Prep Time 10 minutes
Cook Time 15 minutes
Total Time 25 minutes
Servings 4

Ingredients
 

  • 12 ounces long pasta noodles of choice
  • 2 baby bok choy stalks and leaves, thinly sliced
  • 2 tablespoons avocado oil or olive oil
  • 2 tablespoons dairy free butter or unsalted butter if not dairy free
  • 1 small shallot diced
  • 3 garlic cloves minced
  • ½ - ¾ teaspoon red pepper flakes depending on spice preference
  • 3 tablespoons low sodium soy sauce or tamari see notes below for soy free option
  • 3 tablespoons vegan oyster sauce or store bought oyster sauce
  • 1 tablespoon gochujang paste or more, for extra spicy
  • cooked protein of choice
  • sliced green onions

Instructions

  • Cook the pasta in a large pot with salted boiling water until al-dente according to the package instructions. Reserve a few tablespoons of the pasta water before draining the pasta.
  • Heat a large skillet with a little oil over medium-high heat. Once hot, saute the sliced bok choy for 2-3 minutes, stirring frequently, then remove from the pan.
  • Reduce to medium heat and add the avocado oil and butter. Let the butter melt before adding the diced shallot, garlic, and red chili flakes. Stir frequently so the garlic doesn't burn but is fragrant, about 30 seconds.
  • Add the low-sodium soy sauce or tamari, oyster sauce, and gochujang paste. Stir until the sauce has combined. Then reduce to low heat, stirring occasionally.
  • Add the noodles to the skillet with the sauce over medium-low to medium heat. Using tongs, scoop the pasta up and glide it through the sauce until all the noodles are well-coated and glossy. 
  • Stir in the bok choy and protein of choice. Top with sliced green onions and toasted sesame seeds before serving.

Notes

See the blog post for helpful tips, storage, and recipe FAQs.

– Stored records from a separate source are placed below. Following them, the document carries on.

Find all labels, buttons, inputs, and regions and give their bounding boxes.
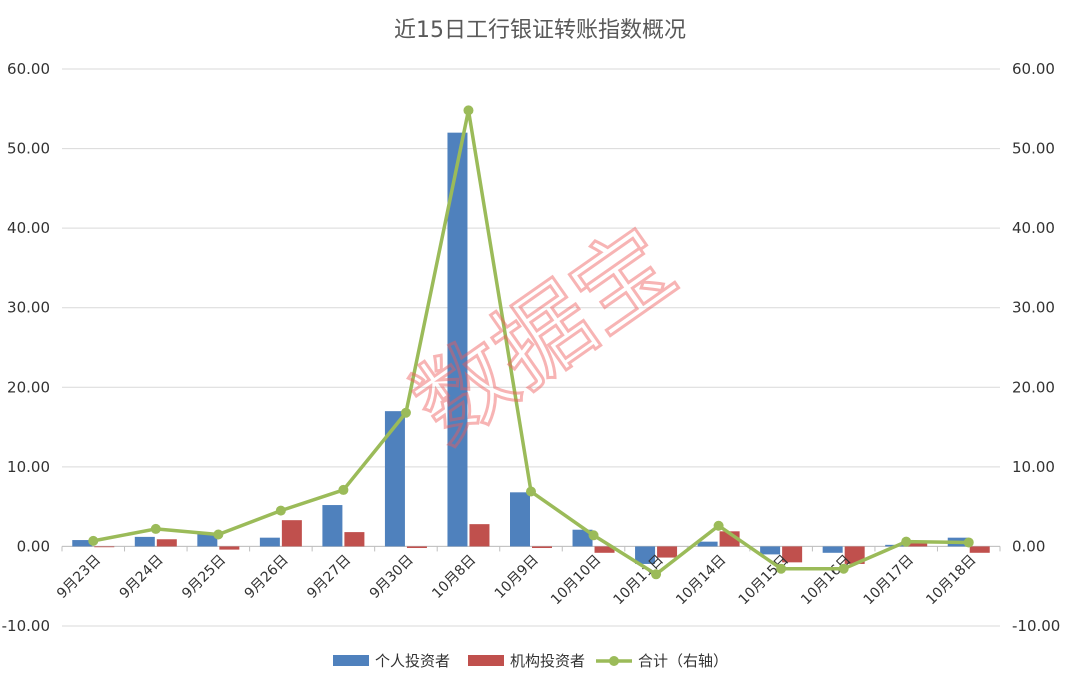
category-label: 9月24日 xyxy=(117,552,167,602)
category-label: 9月26日 xyxy=(242,552,292,602)
category-label: 9月25日 xyxy=(179,552,229,602)
category-label: 10月10日 xyxy=(548,552,604,608)
bar-institution xyxy=(594,546,615,553)
bar-institution xyxy=(532,546,552,549)
bar-individual xyxy=(447,132,468,547)
category-label: 10月18日 xyxy=(923,552,979,608)
category-label: 9月23日 xyxy=(54,552,104,602)
y-tick-right: 10.00 xyxy=(1012,458,1055,476)
bar-individual xyxy=(697,541,718,547)
y-tick-left: 40.00 xyxy=(7,219,50,237)
category-label: 10月14日 xyxy=(673,552,729,608)
y-tick-right: 0.00 xyxy=(1012,537,1045,555)
category-label: 9月27日 xyxy=(304,552,354,602)
y-tick-right: 20.00 xyxy=(1012,378,1055,396)
legend-swatch xyxy=(333,655,369,666)
legend-label: 合计（右轴） xyxy=(638,652,728,670)
y-tick-left: 50.00 xyxy=(7,140,50,158)
total-point xyxy=(213,529,224,540)
total-point xyxy=(776,563,787,574)
bar-institution xyxy=(844,546,865,564)
category-label: 10月16日 xyxy=(798,552,854,608)
y-tick-left: 20.00 xyxy=(7,378,50,396)
bar-institution xyxy=(406,546,427,549)
y-tick-right: 30.00 xyxy=(1012,299,1055,317)
total-point xyxy=(963,537,974,548)
bar-individual xyxy=(72,540,93,547)
total-point xyxy=(400,407,411,418)
category-label: 10月15日 xyxy=(736,552,792,608)
category-label: 10月9日 xyxy=(492,552,542,602)
category-label: 9月30日 xyxy=(367,552,417,602)
y-tick-left: 10.00 xyxy=(7,458,50,476)
bar-individual xyxy=(197,533,218,547)
y-tick-right: 40.00 xyxy=(1012,219,1055,237)
y-tick-left: 0.00 xyxy=(17,537,50,555)
total-point xyxy=(338,484,349,495)
total-point xyxy=(713,520,724,531)
category-label: 10月8日 xyxy=(429,552,479,602)
total-point xyxy=(526,486,536,497)
y-tick-left: 60.00 xyxy=(7,60,50,78)
y-tick-right: -10.00 xyxy=(1012,617,1060,635)
chart-title: 近15日工行银证转账指数概况 xyxy=(394,18,686,43)
y-tick-left: 30.00 xyxy=(7,299,50,317)
total-point xyxy=(275,505,286,516)
bar-individual xyxy=(259,537,280,547)
bar-institution xyxy=(969,546,990,553)
legend-label: 机构投资者 xyxy=(510,652,585,670)
total-point xyxy=(150,523,161,534)
y-tick-right: 50.00 xyxy=(1012,140,1055,158)
bar-institution xyxy=(219,546,240,550)
y-tick-right: 60.00 xyxy=(1012,60,1055,78)
bar-institution xyxy=(469,524,490,547)
bar-institution xyxy=(657,546,678,558)
bar-individual xyxy=(510,492,530,547)
bar-individual xyxy=(134,536,155,547)
bar-individual xyxy=(635,546,656,564)
legend-marker xyxy=(609,656,619,666)
bar-institution xyxy=(907,543,928,547)
bar-institution xyxy=(281,520,302,547)
total-point xyxy=(651,569,662,580)
total-point xyxy=(588,530,599,541)
bar-individual xyxy=(572,529,593,547)
legend-swatch xyxy=(468,655,504,666)
bar-individual xyxy=(760,546,781,555)
bar-institution xyxy=(156,539,177,547)
bar-institution xyxy=(344,532,365,547)
category-label: 10月17日 xyxy=(861,552,917,608)
bar-individual xyxy=(822,546,843,553)
total-point xyxy=(88,535,99,546)
legend-label: 个人投资者 xyxy=(375,652,450,670)
bar-individual xyxy=(322,505,343,547)
bar-individual xyxy=(384,411,405,547)
total-point xyxy=(901,536,912,547)
y-tick-left: -10.00 xyxy=(2,617,50,635)
total-point xyxy=(463,105,474,116)
bar-institution xyxy=(94,546,115,548)
total-point xyxy=(838,563,849,574)
bar-institution xyxy=(782,546,803,563)
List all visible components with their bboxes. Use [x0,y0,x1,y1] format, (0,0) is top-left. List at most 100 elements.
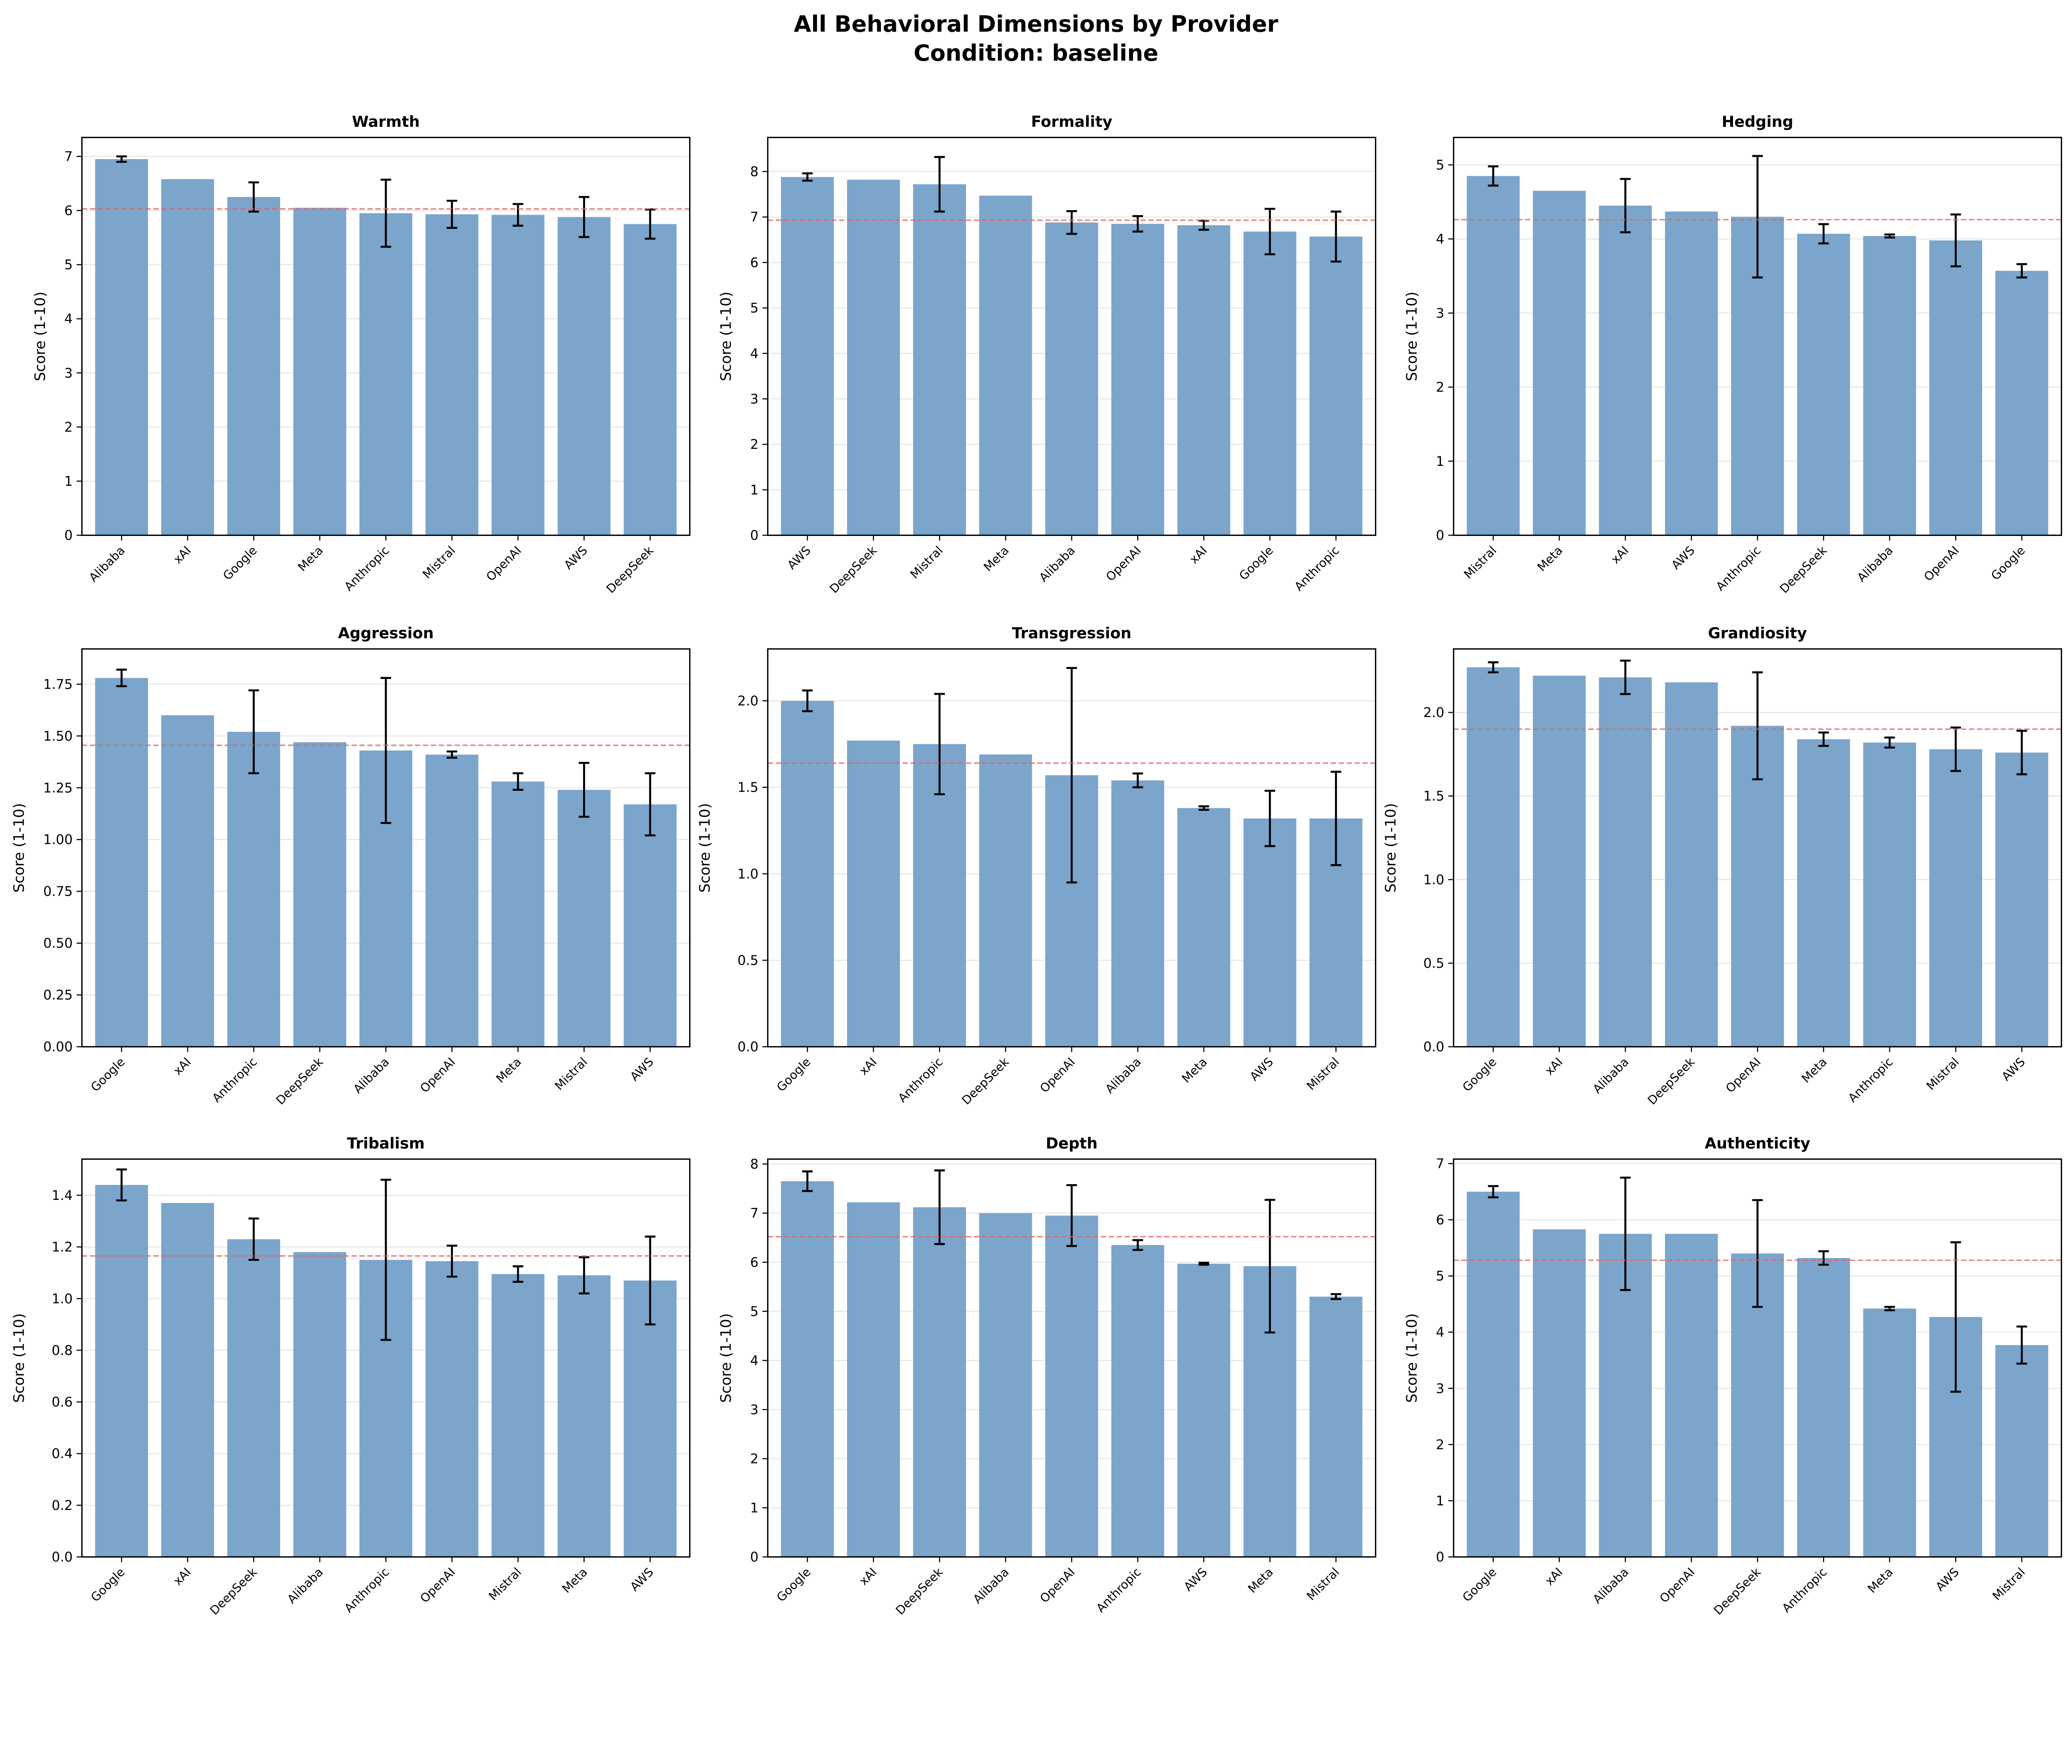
y-tick-label: 1 [1436,1493,1444,1509]
bar-openai [1665,1233,1718,1557]
bar-aws [1243,818,1297,1047]
bar-openai [1111,224,1164,536]
error-bar [1264,208,1276,255]
y-axis-label: Score (1-10) [31,291,48,381]
error-bar [1264,1199,1276,1334]
y-axis-label: Score (1-10) [696,803,713,892]
error-bar [116,155,127,163]
error-bar [1620,659,1631,695]
error-bar [1884,233,1895,239]
y-tick-label: 6 [64,203,73,218]
bar-anthropic [1863,742,1916,1047]
bar-deepseek [1797,233,1850,536]
bar-deepseek [227,1239,281,1557]
bar-deepseek [1665,682,1718,1047]
bar-xai [161,179,214,536]
bar-openai [1929,240,1982,536]
error-bar [1752,1199,1763,1308]
y-tick-label: 0.8 [52,1342,73,1358]
y-tick-label: 4 [750,346,758,361]
bar-mistral [1310,1296,1363,1557]
bar-xai [161,1203,214,1557]
y-tick-label: 0.4 [52,1446,73,1461]
bar-aws [557,217,611,536]
axes-frame [1453,137,2062,536]
axes-frame [81,1158,691,1558]
y-tick-label: 0.2 [52,1497,73,1513]
y-tick-label: 3 [64,365,73,381]
axes-frame [81,648,691,1048]
bar-meta [1177,808,1230,1047]
error-bar [1884,1306,1895,1311]
error-bar [1331,1293,1341,1300]
bar-anthropic [1797,1258,1850,1557]
error-bar [1950,1241,1961,1393]
error-bar [645,772,656,836]
error-bar [579,1256,590,1295]
figure-title-line1: All Behavioral Dimensions by Provider [794,11,1278,37]
error-bar [579,762,590,818]
y-tick-label: 2 [64,419,73,435]
panel-title: Aggression [338,624,433,642]
axes-frame [1453,648,2062,1048]
bar-deepseek [913,1207,966,1557]
figure: All Behavioral Dimensions by Provider Co… [10,11,2062,1618]
y-tick-label: 5 [1436,1268,1444,1284]
y-tick-label: 8 [750,1156,758,1172]
bar-deepseek [624,224,677,536]
y-tick-label: 4 [64,311,73,327]
bar-alibaba [979,1213,1032,1557]
bar-aws [781,177,834,536]
y-tick-label: 3 [750,1402,758,1418]
panel-title: Grandiosity [1708,624,1807,642]
y-tick-label: 7 [750,1205,758,1221]
y-tick-label: 1.00 [43,832,73,848]
y-tick-label: 4 [1436,231,1444,247]
y-tick-label: 1 [1436,453,1444,469]
error-bar [934,156,945,213]
bar-xai [1177,225,1230,536]
bar-google [95,678,148,1047]
axes-frame [767,1158,1377,1558]
y-tick-label: 5 [750,300,758,316]
y-tick-label: 0 [750,528,758,543]
error-bar [513,1265,523,1283]
y-tick-label: 3 [1436,305,1444,321]
panel-title: Transgression [1012,624,1131,642]
error-bar [1488,165,1499,187]
y-tick-label: 1 [64,473,73,489]
y-axis-label: Score (1-10) [10,1313,27,1403]
bar-meta [557,1275,611,1557]
bar-anthropic [1111,1245,1164,1557]
panel-title: Authenticity [1705,1134,1811,1152]
y-tick-label: 0.5 [1423,955,1445,971]
y-tick-label: 1.0 [1423,872,1445,887]
y-tick-label: 1.0 [52,1291,73,1306]
bar-xai [847,1202,900,1557]
bar-meta [293,208,346,536]
y-axis-label: Score (1-10) [717,1313,734,1403]
error-bar [446,1244,457,1278]
bar-meta [491,781,545,1047]
bar-google [95,1185,148,1557]
bar-aws [1177,1263,1230,1557]
y-tick-label: 2.0 [738,693,759,709]
y-tick-label: 0 [750,1549,758,1565]
bar-alibaba [95,159,148,536]
error-bar [380,179,391,248]
y-axis-label: Score (1-10) [1403,1313,1420,1403]
y-tick-label: 7 [1436,1156,1444,1172]
y-tick-label: 1 [750,1500,758,1516]
y-axis-label: Score (1-10) [1382,803,1399,892]
bar-xai [1532,676,1586,1047]
panel-title: Warmth [352,113,420,131]
y-tick-label: 0.00 [43,1039,73,1055]
error-bar [513,203,523,227]
error-bar [2016,1325,2027,1365]
y-tick-label: 7 [64,148,73,164]
y-tick-label: 6 [750,1255,758,1270]
y-tick-label: 0.75 [43,884,73,899]
bar-google [1243,231,1297,536]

Make It Your Way: Substitutions & Variations

Make it soy free - use coconut aminos, vegan oyster sauce using coconut aminos, and sriracha or chili garlic sauce instead of gochujang.
No gochujang paste? - you can also use sriracha, but it isn't as spicy so adjust the level of spiciness as needed.
No bok choy? - use another vegetable such as bell peppers, snow peas, snap peas, thinly sliced purple/red cabbage, etc.
Add-ins - a splash of toasted sesame oil for a nutty flavor, fresh sliced red chili peppers for extra heat, fresh herbs such as Thai basil or mint, etc.